Otel, restoran ve benzeri büyük ve havalandırmaya ihtiyaç duyulan yerlerde çalışan ve kalanların bu hastalığa yakalanma riskinin daha fazla olduğunu belirten Dr. Sinan Gürkan, “Ancak özellikle yaz aylarında arabaya binen, evinde klima çalıştıran, AVM’lerde zaman geçiren pek çok kişi için de risk söz konusu” hatırlatmasında bulunuyor. Klimanın temizliği ihmal edilen filtrelerinde üreyen bakteriler, uygun sıcaklıkta çoğalıp, ortamdaki havaya hızla yayılarak zatürree ediyor. Araba ve meskenlerdeki klimaların direkt yüze ve göğse vurmayacak şekilde ayarlanması, yoğun zaman geçirilen ev ve işyerlerindeki klimaların filtre bakım ve temizliklerinin belirli aralıklarla yapılması çok önemli.
KLASİK ZATÜREEDEN FARKLI
Bakteriye maruz kalınmasından 2-10 gün içinde, klinik belirtiler ortaya çıkıyor.
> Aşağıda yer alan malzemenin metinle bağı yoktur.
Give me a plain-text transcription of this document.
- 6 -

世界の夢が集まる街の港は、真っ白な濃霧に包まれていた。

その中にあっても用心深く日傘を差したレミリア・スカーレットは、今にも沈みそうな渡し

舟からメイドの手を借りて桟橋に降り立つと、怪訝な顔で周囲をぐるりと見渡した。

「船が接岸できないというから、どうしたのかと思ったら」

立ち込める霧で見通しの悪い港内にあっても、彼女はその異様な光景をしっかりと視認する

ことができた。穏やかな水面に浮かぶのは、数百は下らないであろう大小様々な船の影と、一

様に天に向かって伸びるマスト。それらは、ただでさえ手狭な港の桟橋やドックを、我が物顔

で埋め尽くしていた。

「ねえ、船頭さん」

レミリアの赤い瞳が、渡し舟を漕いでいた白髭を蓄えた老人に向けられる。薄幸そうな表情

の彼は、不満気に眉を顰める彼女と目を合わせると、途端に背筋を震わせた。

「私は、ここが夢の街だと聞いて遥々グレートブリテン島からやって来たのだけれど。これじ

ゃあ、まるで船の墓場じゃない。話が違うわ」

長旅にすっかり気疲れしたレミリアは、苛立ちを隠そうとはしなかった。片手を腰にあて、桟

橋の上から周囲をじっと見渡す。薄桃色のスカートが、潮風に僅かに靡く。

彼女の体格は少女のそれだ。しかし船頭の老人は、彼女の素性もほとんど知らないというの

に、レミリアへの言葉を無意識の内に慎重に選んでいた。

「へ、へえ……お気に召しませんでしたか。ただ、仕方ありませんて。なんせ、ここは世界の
Yüksek ateş, baş ve kas ağrısı ilk belirtiler. Sonrasında zatürree gelişiyor ve buna bağlı göğüs ağrısı yapıyor. Hastaların üçte birinde ishal ve kusma, yarısında mental veya nörolojik belirtiler çıkıyor. Hastaların yüzde 15-20’si kaybediliyor.
RİSK GRUBUNDAKİLER
Bakterinin solunum yoluyla alınması mutlaka hasta edeceği anlamına gelmiyor. Sağlıklı ve bağışıklık sisteminde sorunu olmayan çocuklar ve erişkinlerde enfeksiyon gelişmiyor. Uzmanlar risk grubundakileri şöyle sıralıyor: 50 yaştan büyük ve erkek olmak, günde bir paketten fazla sigara içmek, KOAH hastası olmak, alkol kullanmak, bağışıklık sistemini baskılayan herhangi bir hastalığı olmak, bağışıklık sistemini baskılayacak ilaç kullanmak, kanser tedavisi görmek.